In the operation of air conditioning system 100, coolant that is heated by engine 104 is pumped into heater core 103 by coolant pump 105 with control valve 107 regulating the amount of the flow of coolant therethrough. The coolant is cooled in radiator 108, as required, and is circulated within fluid passageway 106.
Air is drawn from inside and outside air inlet openings 110 and 111 by closing or opening damper 109, and flows into the automotive compartment from outlet openings 113 or 114 through evaporator 102 and through the coils of heater core 103. Typically, air circulation is forced by blower device 112.
Further, set temperature "TS" is determined according to temperature setting device 116 in a manual air conditioner. In an automatic air conditioning system, set temperature "TS" is determined in response to several factors, including temperature setting device 116, the temperature in the passenger compartment, the air temperature outside, and the quantity of solar radiation entering the vehicle.
The temperature of the air discharged to the passenger compartment is controlled by regulating the opening of control valve 107. Sensor 115 generates a sensor signal by detecting air temperature "TO" at outlet of heater core 103. Temperature setting device 116 generates a setting signal by determining set temperature "TS."
Sensor and setting signals are input continuously into electric control unit 117. Using these signals, electric control unit 117 computes a value for opening "FB" at control valve 107 that is necessary to achieve the desired vehicle compartment temperature "TS" using the automatic feed-back algorithm shown in FIG. 2. The terms "q" and "r" in arithmetic feedback algorithm represent coefficients.
Several factors may alter the operation of the air conditioning system. For example, a change in the rotation speed of engine 104 alters the amount of coolant that flows to the heat exchanger; a change in rotation speed of blower device 112 alters the air quantity generated by blower device 112; the mixture of interior air with exterior air exhausted from interior and exterior air outlet openings 110 or 111 alters air temperature at an inlet of evaporator 102; and, the activation or de-activation of a compressor (not shown) fluidly connected to evaporator 102; and the change in air temperature outside the vehicle alters air temperature at the inlet of evaporator 102. Therefore, in these conditions, the disturbances discussed above may cause a change in the outlet air temperature "TO" of heater core 103 blown from outlet openings 113 or 114 because outlet air temperature "TO" is controlled by only feedback control (PI control or PID control). Accordingly, this results in an uncomfortable environment for a vehicle passenger whenever outlet air temperature "TO" of heater core 103 increases.
In addition, if coefficients "q" and "r" in the arithmetic feedback algorithm are regulated to prevent a change in outlet air temperature "TO," control valve 107 exhibits a "hunting" phenomena and becomes unstable.
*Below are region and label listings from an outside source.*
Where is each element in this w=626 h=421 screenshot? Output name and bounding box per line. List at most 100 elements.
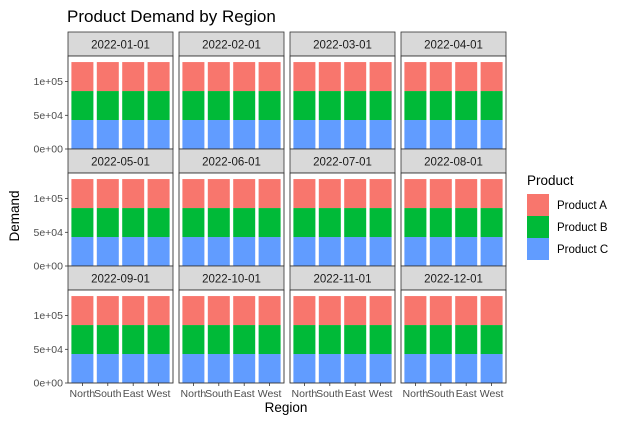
y-tick-label: 5e+04 (34, 344, 64, 356)
bar-segment (480, 354, 503, 383)
facet-panel: 2022-03-01 (289, 31, 396, 150)
legend: Product Product A Product B Product C (527, 173, 608, 260)
x-axis-title: Region (265, 400, 308, 415)
bar-segment (455, 120, 478, 149)
bar-segment (369, 62, 392, 92)
bar-segment (480, 237, 503, 266)
bar-segment (429, 179, 452, 209)
bar-segment (96, 325, 119, 355)
bar-segment (182, 325, 205, 355)
bar-segment (71, 91, 94, 121)
x-tick-label: East (345, 388, 366, 400)
x-tick-label: South (205, 388, 233, 400)
bar-segment (429, 237, 452, 266)
bar-segment (147, 354, 170, 383)
bar-segment (207, 237, 230, 266)
bar-segment (293, 237, 316, 266)
facet-panel: 2022-06-01 (178, 148, 285, 267)
legend-key (527, 194, 549, 216)
bar-segment (404, 325, 427, 355)
bar-segment (455, 208, 478, 238)
x-tick-label: North (403, 388, 429, 400)
bar-segment (71, 208, 94, 238)
chart-title: Product Demand by Region (67, 7, 276, 26)
bar-segment (293, 120, 316, 149)
bar-segment (455, 179, 478, 209)
bar-segment (96, 237, 119, 266)
bar-segment (318, 91, 341, 121)
facet-strip (178, 265, 285, 291)
bar-segment (369, 296, 392, 326)
bar-segment (429, 62, 452, 92)
facet-strip-label: 2022-01-01 (91, 40, 150, 52)
bar-segment (318, 354, 341, 383)
bar-segment (455, 325, 478, 355)
legend-key (527, 238, 549, 260)
bar-segment (258, 91, 281, 121)
bar-segment (147, 91, 170, 121)
bar-segment (404, 62, 427, 92)
bar-segment (147, 62, 170, 92)
facet-panel: 2022-08-01 (400, 148, 507, 267)
bar-segment (344, 296, 367, 326)
x-tick-label: North (70, 388, 96, 400)
bar-segment (344, 208, 367, 238)
bar-segment (233, 120, 256, 149)
bar-segment (207, 120, 230, 149)
panel-border (178, 289, 285, 384)
facet-panel: 2022-07-01 (289, 148, 396, 267)
bar-segment (233, 296, 256, 326)
bar-segment (369, 354, 392, 383)
bar-segment (369, 208, 392, 238)
bar-segment (96, 62, 119, 92)
bar-segment (480, 62, 503, 92)
bar-segment (96, 91, 119, 121)
panel-border (67, 289, 174, 384)
legend-label: Product B (557, 222, 608, 234)
bar-segment (480, 91, 503, 121)
bar-segment (182, 354, 205, 383)
facet-strip (289, 148, 396, 174)
panel-border (289, 289, 396, 384)
facet-strip-label: 2022-04-01 (424, 40, 483, 52)
bar-segment (147, 237, 170, 266)
x-tick-label: East (234, 388, 255, 400)
bar-segment (404, 179, 427, 209)
bar-segment (318, 120, 341, 149)
bar-segment (318, 179, 341, 209)
facet-strip-label: 2022-10-01 (202, 274, 261, 286)
bar-segment (71, 325, 94, 355)
bar-segment (258, 237, 281, 266)
bar-segment (455, 354, 478, 383)
bar-segment (122, 179, 145, 209)
bar-segment (71, 354, 94, 383)
bar-segment (293, 296, 316, 326)
bar-segment (404, 296, 427, 326)
x-tick-label: East (123, 388, 144, 400)
bar-segment (455, 296, 478, 326)
facet-strip-label: 2022-05-01 (91, 157, 150, 169)
bar-segment (147, 296, 170, 326)
bar-segment (404, 120, 427, 149)
facet-strip-label: 2022-08-01 (424, 157, 483, 169)
x-tick-label: North (292, 388, 318, 400)
bar-segment (71, 237, 94, 266)
bar-segment (429, 296, 452, 326)
bar-segment (344, 325, 367, 355)
bar-segment (404, 91, 427, 121)
y-tick-label: 1e+05 (34, 193, 64, 205)
bar-segment (429, 354, 452, 383)
bar-segment (182, 120, 205, 149)
y-axis-title: Demand (7, 190, 22, 241)
bar-segment (182, 179, 205, 209)
bar-segment (293, 325, 316, 355)
x-tick-label: West (480, 388, 504, 400)
bar-segment (182, 62, 205, 92)
bar-segment (344, 179, 367, 209)
bar-segment (293, 91, 316, 121)
bar-segment (344, 120, 367, 149)
bar-segment (429, 120, 452, 149)
facet-strip-label: 2022-07-01 (313, 157, 372, 169)
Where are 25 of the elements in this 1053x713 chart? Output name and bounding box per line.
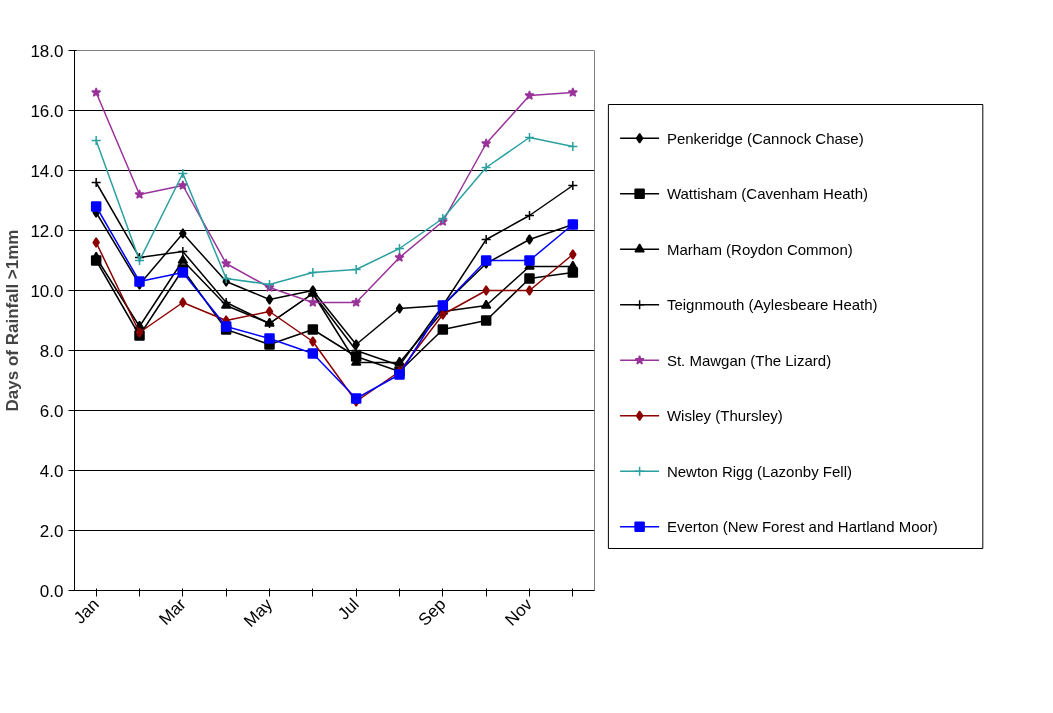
legend-label: Wattisham (Cavenham Heath) xyxy=(666,185,869,203)
y-tick-label: 12.0 xyxy=(30,221,64,241)
y-tick-label: 18.0 xyxy=(30,41,64,61)
x-tick-label: Mar xyxy=(155,594,190,629)
y-tick-label: 6.0 xyxy=(39,401,64,421)
y-tick-label: 0.0 xyxy=(39,581,64,601)
legend-label: Teignmouth (Aylesbeare Heath) xyxy=(666,296,878,314)
legend-label: Everton (New Forest and Hartland Moor) xyxy=(666,518,938,536)
legend-label: Marham (Roydon Common) xyxy=(666,240,853,258)
legend-label: St. Mawgan (The Lizard) xyxy=(666,351,832,369)
legend-label: Penkeridge (Cannock Chase) xyxy=(666,129,864,147)
y-tick-label: 2.0 xyxy=(39,521,64,541)
x-tick-label: Jul xyxy=(334,594,363,624)
y-tick-label: 14.0 xyxy=(30,161,64,181)
x-tick-label: Sep xyxy=(414,594,450,630)
y-tick-label: 16.0 xyxy=(30,101,64,121)
y-tick-label: 8.0 xyxy=(39,341,64,361)
y-axis-title: Days of Rainfall >1mm xyxy=(3,229,23,412)
legend-label: Newton Rigg (Lazonby Fell) xyxy=(666,462,852,480)
legend-label: Wisley (Thursley) xyxy=(666,407,783,425)
y-tick-label: 4.0 xyxy=(39,461,64,481)
x-tick-label: Nov xyxy=(501,594,537,630)
x-tick-label: May xyxy=(240,594,277,631)
x-tick-label: Jan xyxy=(70,594,103,628)
y-tick-label: 10.0 xyxy=(30,281,64,301)
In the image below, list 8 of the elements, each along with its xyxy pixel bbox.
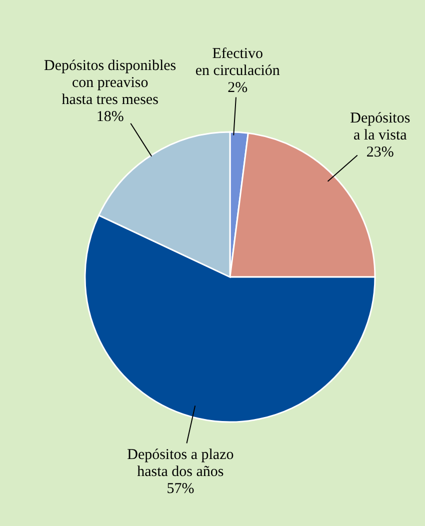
slice-label: Depósitos disponibles con preaviso hasta tres meses xyxy=(44,58,176,108)
slice-label: Efectivo en circulación xyxy=(195,46,280,80)
data-label: 23% xyxy=(366,144,394,161)
slice-label: Depósitos a la vista xyxy=(350,110,410,144)
data-label: 2% xyxy=(228,80,248,96)
data-label: 57% xyxy=(166,480,194,497)
data-label: 18% xyxy=(96,108,124,125)
slice-label: Depósitos a plazo hasta dos años xyxy=(127,446,234,480)
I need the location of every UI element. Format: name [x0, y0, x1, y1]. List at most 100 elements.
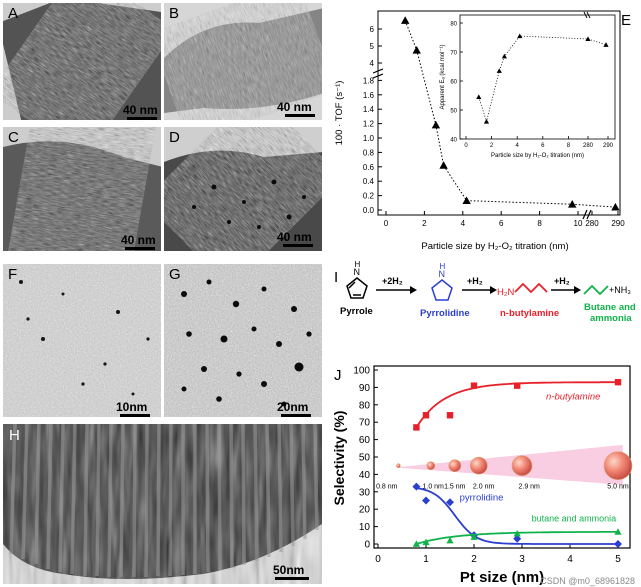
y-tick-label-e: 6 [370, 25, 375, 34]
pyrrole-label: Pyrrole [340, 306, 373, 317]
inset-data-point-5 [585, 36, 591, 42]
inset-x-tick-label: 290 [603, 143, 614, 149]
panel-label-i: I [334, 269, 338, 286]
x-tick-label-e: 2 [422, 219, 427, 228]
tem-panel-f: F 10nm [3, 264, 161, 417]
fit-curve-1 [416, 487, 618, 545]
chart-panel-e: E 0.0 0.2 0.4 0.6 0.8 1.0 1.2 1.4 1.6 1.8 4 5 6 0 2 4 6 8 1… [330, 3, 638, 258]
x-tick-label-e: 10 [574, 219, 583, 228]
nh3-label: +NH₃ [609, 285, 631, 295]
scale-bar-h: 50nm [273, 563, 309, 580]
inset-x-tick-label: 2 [490, 143, 494, 149]
inset-chart-e: 40 50 60 70 80 0 2 4 6 8 280 290 Particle size by H₂… [440, 11, 616, 159]
inset-data-point-3 [501, 53, 507, 59]
data-point-e-2 [431, 120, 441, 129]
tem-panel-d: D 40 nm [164, 127, 322, 251]
size-label-4: 2.9 nm [518, 483, 540, 490]
x-tick-label-e: 6 [499, 219, 504, 228]
panel-label-h: H [9, 427, 20, 444]
x-tick-label-e: 4 [461, 219, 466, 228]
data-point-0-3 [470, 382, 478, 389]
data-point-0-2 [446, 412, 454, 419]
size-label-5: 5.0 nm [607, 483, 629, 490]
plot-frame-e [377, 10, 621, 216]
data-point-2-2 [446, 536, 454, 544]
pyrrole-structure [346, 277, 368, 299]
inset-data-point-1 [483, 119, 490, 124]
y-tick-label-e: 1.0 [363, 134, 375, 143]
fit-curve-0 [415, 381, 618, 428]
watermark: CSDN @m0_68961828 [540, 576, 635, 586]
x-tick-label-j: 2 [471, 554, 477, 565]
x-axis-label-e: Particle size by H₂-O₂ titration (nm) [421, 241, 568, 252]
y-tick-label-j: 50 [359, 453, 371, 464]
y-tick-label-j: 60 [359, 435, 371, 446]
y-tick-label-j: 20 [359, 505, 371, 516]
x-tick-label-e: 290 [611, 219, 625, 228]
step-1-label: +2H₂ [382, 276, 403, 286]
tem-image-h [3, 424, 322, 584]
tem-image-a [3, 3, 161, 120]
scale-text-h: 50nm [273, 563, 305, 577]
selectivity-chart: J0.8 nm 1.0 nm 1.5 nm 2.0 nm 2.9 nm 5.0 nm010… [331, 365, 635, 586]
h2n-label: H₂N [497, 287, 515, 298]
y-tick-label-e: 1.4 [363, 105, 375, 114]
particle-sphere-2 [448, 459, 462, 472]
y-tick-label-j: 30 [359, 487, 371, 498]
data-point-1-1 [422, 496, 430, 505]
panel-label-a: A [8, 5, 19, 22]
data-point-0-1 [422, 412, 430, 419]
pyrrole-h-label: H [355, 260, 361, 269]
size-label-3: 2.0 nm [473, 483, 495, 490]
y-tick-label-e: 0.6 [363, 163, 375, 172]
scale-bar-g: 20nm [277, 400, 311, 417]
x-tick-label-e: 280 [585, 219, 599, 228]
scale-text-c: 40 nm [121, 233, 156, 247]
inset-axis-break [583, 11, 591, 19]
butane-label-2: ammonia [590, 313, 632, 324]
y-tick-label-j: 10 [359, 522, 371, 533]
inset-data-point-0 [476, 94, 482, 100]
data-point-0-4 [514, 382, 521, 389]
data-point-1-0 [412, 482, 421, 491]
series-label-butane: butane and ammonia [532, 513, 617, 523]
inset-x-tick-label: 6 [541, 143, 545, 149]
x-axis-break-e [582, 209, 592, 220]
inset-y-label: Apparent Eₐ (kcal mol⁻¹) [440, 44, 446, 109]
y-axis-label-e: 100 · TOF (s⁻¹) [334, 81, 345, 146]
inset-x-label: Particle size by H₂-O₂ titration (nm) [491, 153, 584, 159]
data-point-1-2 [446, 498, 454, 507]
size-label-0: 0.8 nm [376, 483, 398, 490]
scale-text-f: 10nm [116, 400, 148, 414]
y-tick-label-e: 4 [370, 59, 375, 68]
panel-label-c: C [8, 129, 19, 146]
tem-panel-c: C 40 nm [3, 127, 161, 251]
y-tick-label-j: 70 [359, 418, 371, 429]
particle-sphere-1 [426, 461, 436, 470]
reaction-scheme-svg: I N H Pyrrole +2H₂ N H Pyrrolidine +H₂ H… [334, 260, 636, 324]
panel-label-g: G [169, 266, 181, 283]
data-point-e-3 [439, 161, 448, 169]
data-point-0-0 [413, 424, 420, 431]
pyrrolidine-n-label: N [439, 269, 446, 279]
inset-y-tick-label: 70 [450, 51, 457, 57]
scale-text-b: 40 nm [277, 100, 312, 114]
scale-bar-b: 40 nm [277, 100, 315, 117]
reaction-scheme: I N H Pyrrole +2H₂ N H Pyrrolidine +H₂ H… [330, 258, 638, 358]
data-point-0-5 [614, 378, 622, 386]
x-tick-label-j: 1 [423, 554, 429, 565]
y-tick-label-e: 1.8 [363, 76, 375, 85]
pyrrole-n-label: N [354, 267, 361, 277]
data-point-e-5 [568, 200, 577, 208]
pyrrolidine-h-label: H [440, 262, 446, 271]
data-point-2-1 [422, 538, 430, 546]
y-axis-break-e [372, 68, 384, 79]
y-tick-label-e: 5 [370, 42, 375, 51]
panel-label-j: J [334, 367, 342, 384]
data-point-2-3 [470, 533, 478, 540]
scale-bar-f: 10nm [116, 400, 150, 417]
inset-data-point-6 [603, 42, 609, 47]
butane-label-1: Butane and [584, 302, 636, 313]
tem-panel-a: A 40 nm [3, 3, 161, 120]
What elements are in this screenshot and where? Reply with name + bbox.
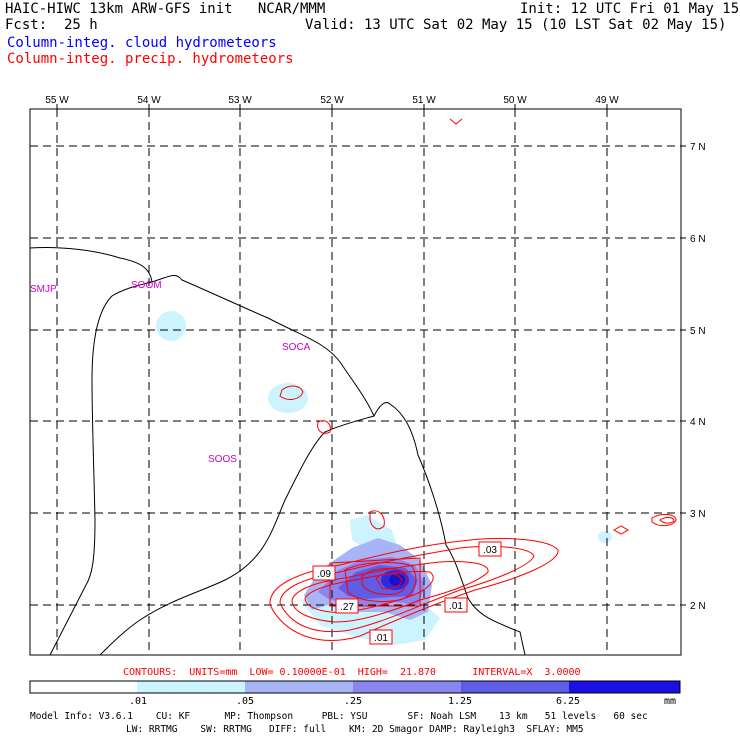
station-soca: SOCA xyxy=(282,342,311,353)
map-title: HAIC-HIWC 13km ARW-GFS init NCAR/MMM xyxy=(5,1,326,17)
scale-unit: mm xyxy=(664,696,677,707)
scale-tick: .05 xyxy=(236,696,255,707)
latlon-grid xyxy=(30,109,681,655)
lat-ticks xyxy=(681,145,686,606)
legend-precip: Column-integ. precip. hydrometeors xyxy=(7,51,294,67)
model-info-line2: LW: RRTMG SW: RRTMG DIFF: full KM: 2D Sm… xyxy=(126,724,584,735)
lon-labels: 55 W 54 W 53 W 52 W 51 W 50 W 49 W xyxy=(45,95,619,106)
contour-label: .09 xyxy=(317,569,331,580)
lat-label: 5 N xyxy=(690,326,706,337)
init-time: Init: 12 UTC Fri 01 May 15 xyxy=(520,1,740,17)
lon-label: 55 W xyxy=(45,95,69,106)
station-soos: SOOS xyxy=(208,454,237,465)
valid-time: Valid: 13 UTC Sat 02 May 15 (10 LST Sat … xyxy=(305,17,727,33)
lon-label: 52 W xyxy=(320,95,344,106)
contour-label: .01 xyxy=(374,633,388,644)
lat-label: 2 N xyxy=(690,601,706,612)
lon-label: 49 W xyxy=(595,95,619,106)
model-info-line1: Model Info: V3.6.1 CU: KF MP: Thompson P… xyxy=(30,711,648,722)
scale-tick: 6.25 xyxy=(556,696,581,707)
lat-label: 3 N xyxy=(690,509,706,520)
precip-contours xyxy=(269,118,677,641)
lat-label: 4 N xyxy=(690,417,706,428)
lon-label: 54 W xyxy=(137,95,161,106)
station-soom: SOOM xyxy=(131,280,162,291)
lon-label: 53 W xyxy=(228,95,252,106)
contour-label: .01 xyxy=(449,601,463,612)
lon-label: 50 W xyxy=(503,95,527,106)
forecast-hour: 25 h xyxy=(64,17,98,33)
color-scale xyxy=(29,680,681,694)
forecast-label: Fcst: xyxy=(5,17,48,33)
map-frame xyxy=(29,108,682,656)
scale-tick: 1.25 xyxy=(448,696,473,707)
lat-label: 6 N xyxy=(690,234,706,245)
contour-label: .27 xyxy=(340,602,354,613)
scale-tick: .25 xyxy=(344,696,363,707)
legend-cloud: Column-integ. cloud hydrometeors xyxy=(7,35,277,51)
lat-label: 7 N xyxy=(690,142,706,153)
scale-tick: .01 xyxy=(129,696,148,707)
station-smjp: SMJP xyxy=(30,284,57,295)
contour-labels: .03 .09 .27 .01 .01 xyxy=(312,541,502,645)
station-labels: SMJP SOOM SOCA SOOS xyxy=(30,280,311,465)
lon-label: 51 W xyxy=(412,95,436,106)
contours-info: CONTOURS: UNITS=mm LOW= 0.10000E-01 HIGH… xyxy=(123,667,581,678)
lat-labels: 7 N 6 N 5 N 4 N 3 N 2 N xyxy=(690,142,706,612)
lon-ticks xyxy=(56,104,608,109)
contour-label: .03 xyxy=(483,545,497,556)
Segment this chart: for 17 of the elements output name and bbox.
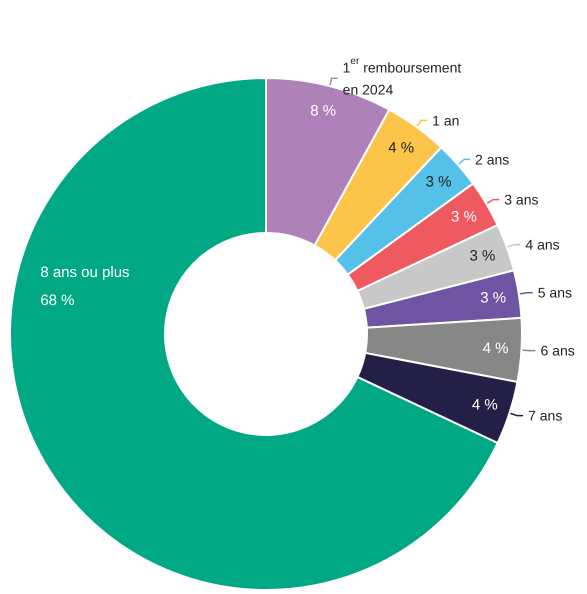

FIG. 3 illustrates the control characteristic curves of control valve 107. It shows that outlet air temperature "TO" of heater core 103 changes significantly in response to change 121 in inlet air temperature "TI," change 122 in rotation speed of engine 104, change 123 in voltage of blower 112, and change 124 in set temperature "TS." Further, the regulation of control valve 107 tends to be unstable, i.e., to overshoot the desired valve position or to exhibit a "hunting" condition. For instance, when the passenger in the vehicle changes set temperature "TS," it takes a significant period of time for the outlet air temperature "TO" to rise to meet set temperature "TS." It takes additional time for the air temperature in the passenger compartment to reach the set temperature "TS. "
These and other problems in the related art are addressed by the invention described below.